The work of many San Francisco Bay region's historically significant architects, landscape architects, planners, and designers are represented in collections of more than 200 individuals and firms. These collections contain drawings, plans, specifications, photographs, audiotapes, personal papers, business records, furniture, art, models, and artifacts.

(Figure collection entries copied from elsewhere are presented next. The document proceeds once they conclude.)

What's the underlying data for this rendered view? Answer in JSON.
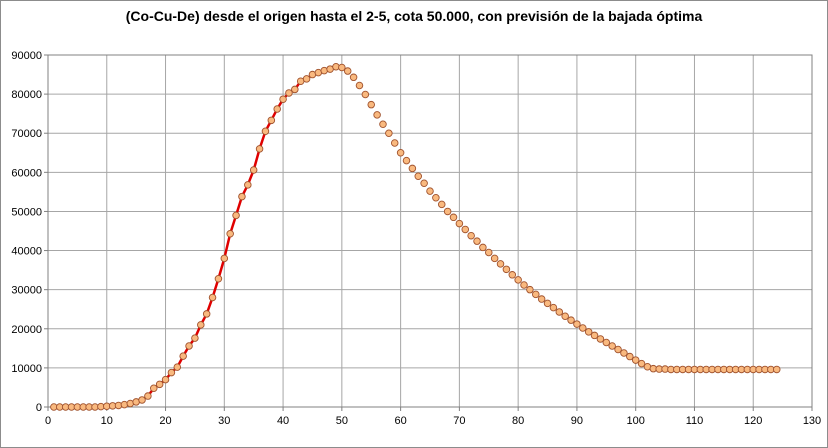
{
  "chart_data": {
    "type": "line",
    "title": "(Co-Cu-De) desde el origen hasta el 2-5, cota 50.000, con previsión de la bajada óptima",
    "xlabel": "",
    "ylabel": "",
    "xlim": [
      0,
      130
    ],
    "ylim": [
      0,
      90000
    ],
    "x_ticks": [
      "0",
      "10",
      "20",
      "30",
      "40",
      "50",
      "60",
      "70",
      "80",
      "90",
      "100",
      "110",
      "120",
      "130"
    ],
    "y_ticks": [
      "0",
      "10000",
      "20000",
      "30000",
      "40000",
      "50000",
      "60000",
      "70000",
      "80000",
      "90000"
    ],
    "grid": true,
    "legend": "none",
    "colors": {
      "actual_line": "#e00000",
      "marker_fill": "#f9b97f",
      "marker_edge": "#a0522d",
      "grid": "#a6a6a6"
    },
    "series": [
      {
        "style": "red-line-with-markers",
        "x": [
          1,
          2,
          3,
          4,
          5,
          6,
          7,
          8,
          9,
          10,
          11,
          12,
          13,
          14,
          15,
          16,
          17,
          18,
          19,
          20,
          21,
          22,
          23,
          24,
          25,
          26,
          27,
          28,
          29,
          30,
          31,
          32,
          33,
          34,
          35,
          36,
          37,
          38,
          39,
          40,
          41,
          42,
          43,
          44,
          45,
          46,
          47,
          48,
          49,
          50
        ],
        "y": [
          0,
          0,
          0,
          0,
          0,
          0,
          0,
          0,
          100,
          200,
          300,
          400,
          600,
          900,
          1300,
          1800,
          2800,
          4800,
          5800,
          7000,
          8800,
          10200,
          13000,
          15600,
          17600,
          21000,
          23800,
          28000,
          32800,
          38000,
          44300,
          49000,
          53800,
          56800,
          60600,
          66000,
          70500,
          73300,
          76200,
          78700,
          80300,
          81200,
          83300,
          83900,
          85000,
          85500,
          86000,
          86400,
          87000,
          86800
        ]
      },
      {
        "style": "markers-only",
        "x": [
          51,
          52,
          53,
          54,
          55,
          56,
          57,
          58,
          59,
          60,
          61,
          62,
          63,
          64,
          65,
          66,
          67,
          68,
          69,
          70,
          71,
          72,
          73,
          74,
          75,
          76,
          77,
          78,
          79,
          80,
          81,
          82,
          83,
          84,
          85,
          86,
          87,
          88,
          89,
          90,
          91,
          92,
          93,
          94,
          95,
          96,
          97,
          98,
          99,
          100,
          101,
          102,
          103,
          104,
          105,
          106,
          107,
          108,
          109,
          110,
          111,
          112,
          113,
          114,
          115,
          116,
          117,
          118,
          119,
          120,
          121,
          122,
          123,
          124
        ],
        "y": [
          85900,
          84300,
          82200,
          79900,
          77300,
          74700,
          72300,
          70000,
          67500,
          65000,
          63000,
          61000,
          59000,
          57200,
          55200,
          53500,
          51800,
          50000,
          48500,
          46900,
          45400,
          43800,
          42400,
          40800,
          39500,
          38000,
          36600,
          35200,
          33800,
          32500,
          31200,
          30000,
          28800,
          27600,
          26500,
          25400,
          24300,
          23200,
          22200,
          21200,
          20200,
          19200,
          18300,
          17400,
          16500,
          15600,
          14700,
          13800,
          12900,
          12000,
          11100,
          10300,
          9800,
          9700,
          9700,
          9600,
          9600,
          9600,
          9600,
          9600,
          9600,
          9600,
          9600,
          9600,
          9600,
          9600,
          9600,
          9600,
          9600,
          9600,
          9600,
          9600,
          9600,
          9600
        ]
      }
    ]
  }
}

The Environmental Design Archives provides access to primary source material for scholarly research, teaching support, curatorial use, preservation, and public service, and actively encourages and promotes the use of its collections.

Summary Holdings

The Environmental Design Archives holds more than 200 collections documenting the built and landscaped environment. These records span more than a century, 1890-2014, and contain primary source materials such as correspondence, reports, specifications, drawings, photographs, models, and artifacts. Though the archives' primary focus is the San Francisco Bay Area, designers and projects from throughout California, the United States, and the world are found in the collections.

 

The archives hold the records of California's important early architects of the First Bay Region Style (ca. 1890-1917) including John Galen Howard, Bernard Maybeck, Julia Morgan, and Willis Polk. In conjunction with Southern California architects Charles and Henry Greene, they pioneered styles and forms that reflected the exchange between traditional European styles and existing Western idioms. The Archives’ collections highlight the Second Bay Tradition (1928-1942) originated in the works of William Wurster, Clarence Tantau, and Gardner Dailey. Also well documented are the Third Bay Tradition, which flourished from the mid-1940s through the 1970s, as seen in the designs of Joseph Esherick and EHDD (Esherick, Homsey, Dodge & Davis), WBE (Wurster, Bernardi & Emmons), William Turnbull, and MLTW (Moore, Lyndon, Turnbull &Whitaker) and others. These California designers included a modern aesthetic in their response to the environment, creating forms that received international respect and were widely influential. Post-war modern design is also well represented in the collections of Ernest Born, John Funk, Hans U. Gerson, Henry Hill, Roger Lee, Donald Olsen, and the Eichler homes by Oakland & Imada. Contemporary designers are also well represented through the collections of Simon Martin-Vegue Winkelstein Moris (SMWM), Jim Jennings, and others. 

 

Equally integral to the Archives are holdings in American and English landscape architecture. This element of the collection originates with the donation of Beatrix Jones Farrand's Reef Point Library which included Farrand's own project records, Gertrude Jekyll's garden designs, and the records of Mary Rutherfurd Jay. The Archives also contain the records of the founders and practitioners of the modern California landscape such as Thomas D. Church, Garrett Eckbo, Douglas Baylis, Robert Royston/RHAA, and Geraldine Knight Scott. The “next generation” of landscape designers such as Richard Vignolo, Casey Kawamoto, Jack Stafford, Theodore Osmundson, and Walter Guthrie are also held by the Archives.

 

Design Activism is well represented by the collections of Sim Van der Ryn, Karl Linn, and Randy Hester, and Marcia McNally. The Alice Carey Records provide a preservation approach to the cultural landscape. The Environmental Design Archives also holds the work and business records of Edith Heath and Heath Ceramics and architectural photographers such as Phillip Fein, Roger Sturtevant, Morley Baer, Phil Palmer, Ernest Braun, Roy Flamm, and Carolyn Caddes.